A move by the Government to increase the number of ballot boxes in more venues at next year's general election has been welcomed by Hawke's Bay's political leaders.
Justice Minister Andrew Little announced changes on Thursday where voters will be able to enrol on election day, and allow ballot boxes to be placed in supermarkets and malls to make it easier for people to vote.
The Electoral Commission recommended a number of small changes to make it easier for people to enrol and vote, which the Government agreed to make.
Labour's Tukituki candidate in the 2017 general election, Anna Lorck, who has campaigned for the move, said greater and fairer access to exercise the right to vote was critical to democracy.
"People want to be able to exercise their vote as they go about their day."
Lorck, along with Hastings District Councillor, Geraldine Travers, travelled to Parliament earlier this year to submit to the justice select committee on equal and fairer access to early voting – highlighting how Flaxmere Village, in time alone, was denied the equivalent of an entire working day to vote when compared to Havelock North.
"I can see this greatly improving voter turnout in Tukituki especially in areas like Hastings and Flaxmere, where the malls and supermarkets are very busy places," Lorck said.

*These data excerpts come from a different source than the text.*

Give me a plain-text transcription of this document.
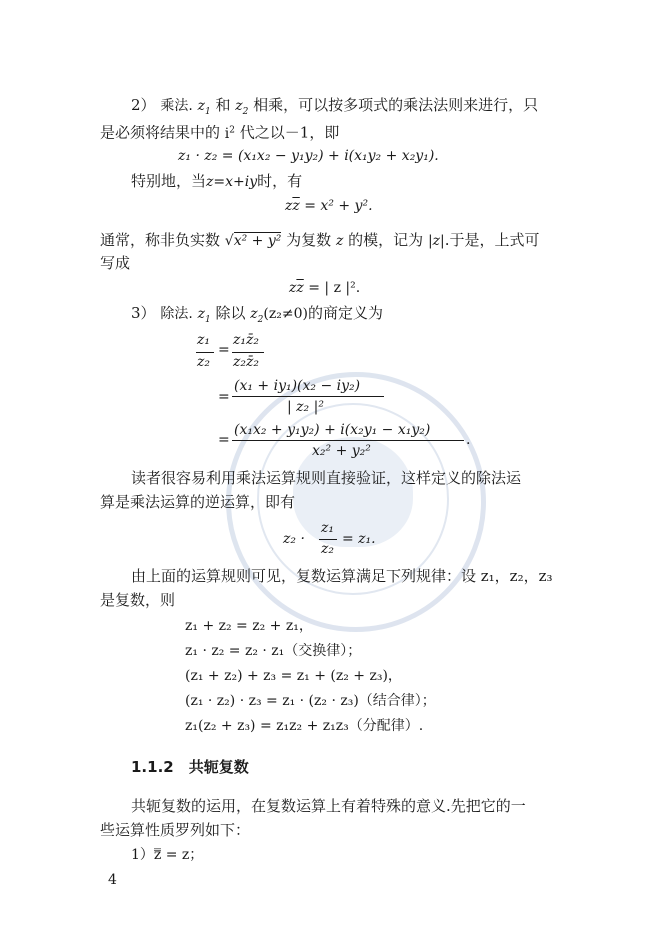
2） 乘法. $z_1$ 和 $z_2$ 相乘，可以按多项式的乘法法则来进行，只
是必须将结果中的 $i^2$ 代之以－1，即
z₁ · z₂ = (x₁x₂ − y₁y₂) + i(x₁y₂ + x₂y₁).
特别地，当z=x+iy时，有
$z\overline{z} = x^2 + y^2$.
通常，称非负实数 √x² + y² 为复数 z 的模，记为 |z|.于是，上式可
写成
$z\overline{z}$ = | z |².
3） 除法. $z_1$ 除以 $z_2(z_2\ne 0)$的商定义为
z₁
z₂
=
z₁z̄₂
z₂z̄₂
=
(x₁ + iy₁)(x₂ − iy₂)
| z₂ |²
=
(x₁x₂ + y₁y₂) + i(x₂y₁ − x₁y₂)
x₂² + y₂²
.
读者很容易利用乘法运算规则直接验证，这样定义的除法运
算是乘法运算的逆运算，即有
z₂ ·
z₁
z₂
= z₁.
由上面的运算规则可见，复数运算满足下列规律：设 z₁，z₂，z₃
是复数，则
z₁ + z₂ = z₂ + z₁，
z₁ · z₂ = z₂ · z₁（交换律）；
(z₁ + z₂) + z₃ = z₁ + (z₂ + z₃)，
(z₁ · z₂) · z₃ = z₁ · (z₂ · z₃)（结合律）；
z₁(z₂ + z₃) = z₁z₂ + z₁z₃（分配律）.
1.1.2　共轭复数
共轭复数的运用，在复数运算上有着特殊的意义.先把它的一
些运算性质罗列如下：
1）z̿ = z；
4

"This announcement will, I believe make a big difference, for improving voter turnout."
Tukituki National MP Lawrence Yule said National supported having polling booths where people are.

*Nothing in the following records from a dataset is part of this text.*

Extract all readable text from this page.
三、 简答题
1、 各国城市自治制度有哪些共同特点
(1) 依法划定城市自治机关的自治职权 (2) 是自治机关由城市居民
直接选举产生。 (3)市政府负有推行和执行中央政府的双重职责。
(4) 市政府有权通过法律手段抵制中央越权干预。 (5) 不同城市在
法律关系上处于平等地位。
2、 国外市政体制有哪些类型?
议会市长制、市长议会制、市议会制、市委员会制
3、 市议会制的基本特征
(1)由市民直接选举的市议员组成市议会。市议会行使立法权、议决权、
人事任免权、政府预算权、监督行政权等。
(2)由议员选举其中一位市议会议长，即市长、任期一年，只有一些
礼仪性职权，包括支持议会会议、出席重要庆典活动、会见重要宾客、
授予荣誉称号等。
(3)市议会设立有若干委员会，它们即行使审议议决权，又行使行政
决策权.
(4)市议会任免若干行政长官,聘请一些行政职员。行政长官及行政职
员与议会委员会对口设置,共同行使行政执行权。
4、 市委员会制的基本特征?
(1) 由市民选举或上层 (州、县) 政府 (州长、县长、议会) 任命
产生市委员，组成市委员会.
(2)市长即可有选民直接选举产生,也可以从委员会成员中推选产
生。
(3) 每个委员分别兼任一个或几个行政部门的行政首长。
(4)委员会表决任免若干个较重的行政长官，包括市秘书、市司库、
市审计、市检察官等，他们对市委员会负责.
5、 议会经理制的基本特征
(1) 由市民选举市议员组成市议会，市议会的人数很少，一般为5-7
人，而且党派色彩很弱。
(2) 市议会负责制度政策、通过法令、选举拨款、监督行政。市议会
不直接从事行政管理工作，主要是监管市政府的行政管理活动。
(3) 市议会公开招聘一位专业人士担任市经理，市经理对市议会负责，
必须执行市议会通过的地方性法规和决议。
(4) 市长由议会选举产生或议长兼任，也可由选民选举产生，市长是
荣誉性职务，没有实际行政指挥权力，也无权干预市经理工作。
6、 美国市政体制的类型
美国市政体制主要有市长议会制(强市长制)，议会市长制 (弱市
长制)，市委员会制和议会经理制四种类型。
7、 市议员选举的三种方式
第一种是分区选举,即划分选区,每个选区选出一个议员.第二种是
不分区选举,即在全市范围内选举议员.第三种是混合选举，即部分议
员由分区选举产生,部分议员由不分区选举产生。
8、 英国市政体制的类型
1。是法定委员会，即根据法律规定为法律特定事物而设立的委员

"It is a useful thing to do. Up until now, it hasn't happened in Hawke's Bay, but it has happened in other parts of New Zealand - they have had polling booths in supermarkets, but not on election day."
He said at supermarkets, there needed to be enough space for a secure and quiet voting venue, for example by checkouts, but supermarket owners would also have to agree.

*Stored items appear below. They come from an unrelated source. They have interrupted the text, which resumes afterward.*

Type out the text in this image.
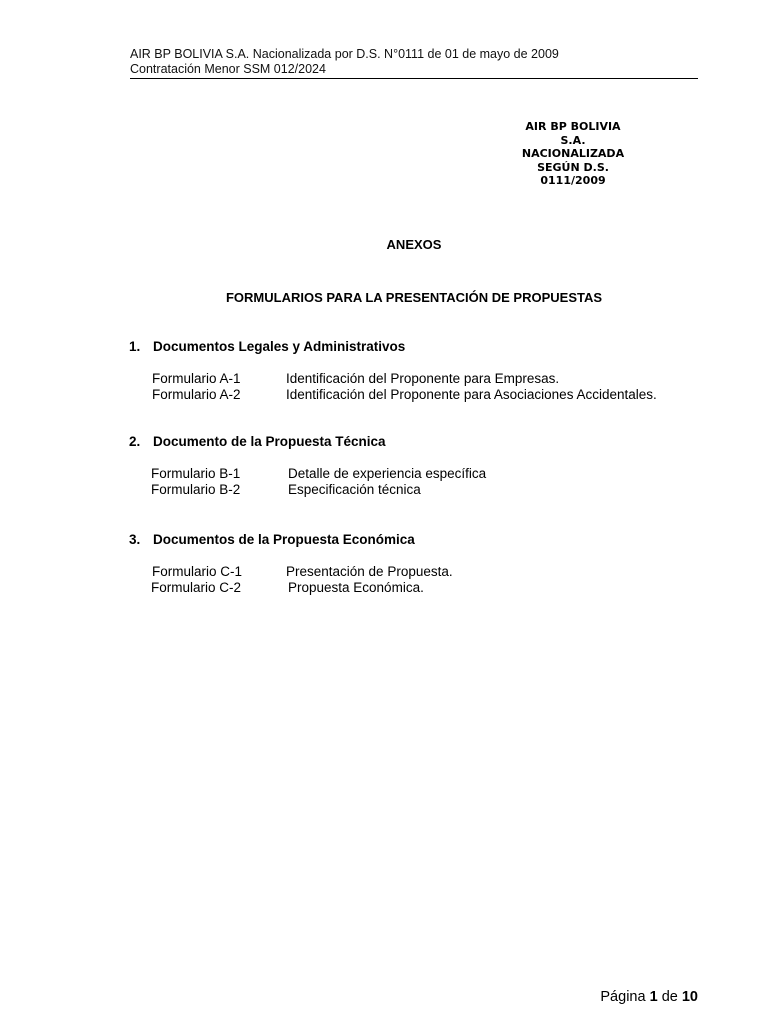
AIR BP BOLIVIA S.A. Nacionalizada por D.S. N°0111 de 01 de mayo de 2009
Contratación Menor SSM 012/2024
AIR BP BOLIVIA
S.A.
NACIONALIZADA
SEGÚN D.S.
0111/2009
ANEXOS
FORMULARIOS PARA LA PRESENTACIÓN DE PROPUESTAS
1. Documentos Legales y Administrativos
Formulario A-1	Identificación del Proponente para Empresas.
Formulario A-2	Identificación del Proponente para Asociaciones Accidentales.
2. Documento de la Propuesta Técnica
Formulario B-1	Detalle de experiencia específica
Formulario B-2	Especificación técnica
3. Documentos de la Propuesta Económica
Formulario C-1	Presentación de Propuesta.
Formulario C-2	Propuesta Económica.
Página 1 de 10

Ikaroa-Rawhiti MP Meka Whaitiri said she provided feedback at the end of the 2014 and 2017 general elections.
She says she wanted to make sure there were more booths in highly Māori populated areas, that all booths had the same equitable hours in terms of early voting as well as on election day, as well as people who can pronounce Māori names properly.
"I know in the early voting in 2017, particular booths throughout Ikaroa-Rawhiti didn't operate on the same hours as the general seat booths.
"I asked that we would have at least people who can pronounce Māori names correctly in all booths because Māori don't just come into the Māori electoral booth.
Whaitiri says it is about making the voting experience a "good one", so they come back.
"It is important particularly for our young voters, voting for the first time that somebody in the booth can pronounce their name properly."